JSE-listed ARB Holdings on Thursday reported double-digit growth in earnings for the financial year ended June 30.
The investment and property holding company posted headline earnings a share and earnings a share of 71.7c, a 15.9% and 14.9% increase respectively on the prior year, with the International Financial Reporting Standard (IFRS) effect on earnings reported at 13.13c in 2018, compared with the 1.01c reported in 2017.
“The most significant reportable element of the group's financial results revolves around the IFRS effects of the put option liability relating to the Eurolux minorities,” the company said.
Profit attributable to ordinary shareholders for the year under review increased by 14.9% year-on-year to R168.5-million, while gross profit increased by 3.5% to R615-million and operating profit declined by 5.7% to R204-million.
However, ARB remains cash generative and continues to manage its cash resources effectively, resulting in an improvement in interest income, which, together with the IFRS put option adjustment, resulted in an aftertax profit improvement of 11.8% to R191.6-million.
ARB’s revenue increased by 4.5% to R2.59-billion in the current year, 2.5% of which were contributions from the new branch operations and the CraigCor acquisition, which was effective February 1.

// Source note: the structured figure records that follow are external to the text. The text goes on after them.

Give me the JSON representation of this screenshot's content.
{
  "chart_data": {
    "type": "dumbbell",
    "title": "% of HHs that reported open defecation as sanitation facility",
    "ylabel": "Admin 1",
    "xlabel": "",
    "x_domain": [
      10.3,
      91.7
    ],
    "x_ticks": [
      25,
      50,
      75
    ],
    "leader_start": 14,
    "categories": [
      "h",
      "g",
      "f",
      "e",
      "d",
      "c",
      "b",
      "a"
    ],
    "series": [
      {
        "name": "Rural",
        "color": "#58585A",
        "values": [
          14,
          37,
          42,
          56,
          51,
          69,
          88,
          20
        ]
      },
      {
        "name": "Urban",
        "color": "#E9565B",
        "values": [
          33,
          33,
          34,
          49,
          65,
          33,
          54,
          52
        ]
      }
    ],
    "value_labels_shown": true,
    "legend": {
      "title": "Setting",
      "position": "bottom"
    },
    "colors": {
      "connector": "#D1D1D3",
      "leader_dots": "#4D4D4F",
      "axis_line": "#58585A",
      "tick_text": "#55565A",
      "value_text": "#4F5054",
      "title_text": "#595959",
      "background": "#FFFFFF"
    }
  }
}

The group’s electrical division's revenue increased 6.2%; however, the unit continued to be constrained by limited government infrastructure spend during the year and the decline in local mining and manufacturing activities.
The lighting division was adversely affected by the decline in retail sales, especially in the first six monts of the financial year, when consumer confidence was particularly low.
The group remains ungeared with R259-million cash-on-hand, after spending R106-million on capital expenditure (capex), dividends of R119-million and R19.2-million for the acquisition of CraigCor.
The capex includes the completion of the East London facility, the purchase of the vacant land at Lord's View and the initial costs of construction of the distribution facility.
ARB expects to spend another R65-million to complete the construction of the distribution centre for occupation in December.
ARB maintained a dividend of 25c a share for the 2018 financial year, along with a special dividend of 10c a share to return excess cash to shareholders.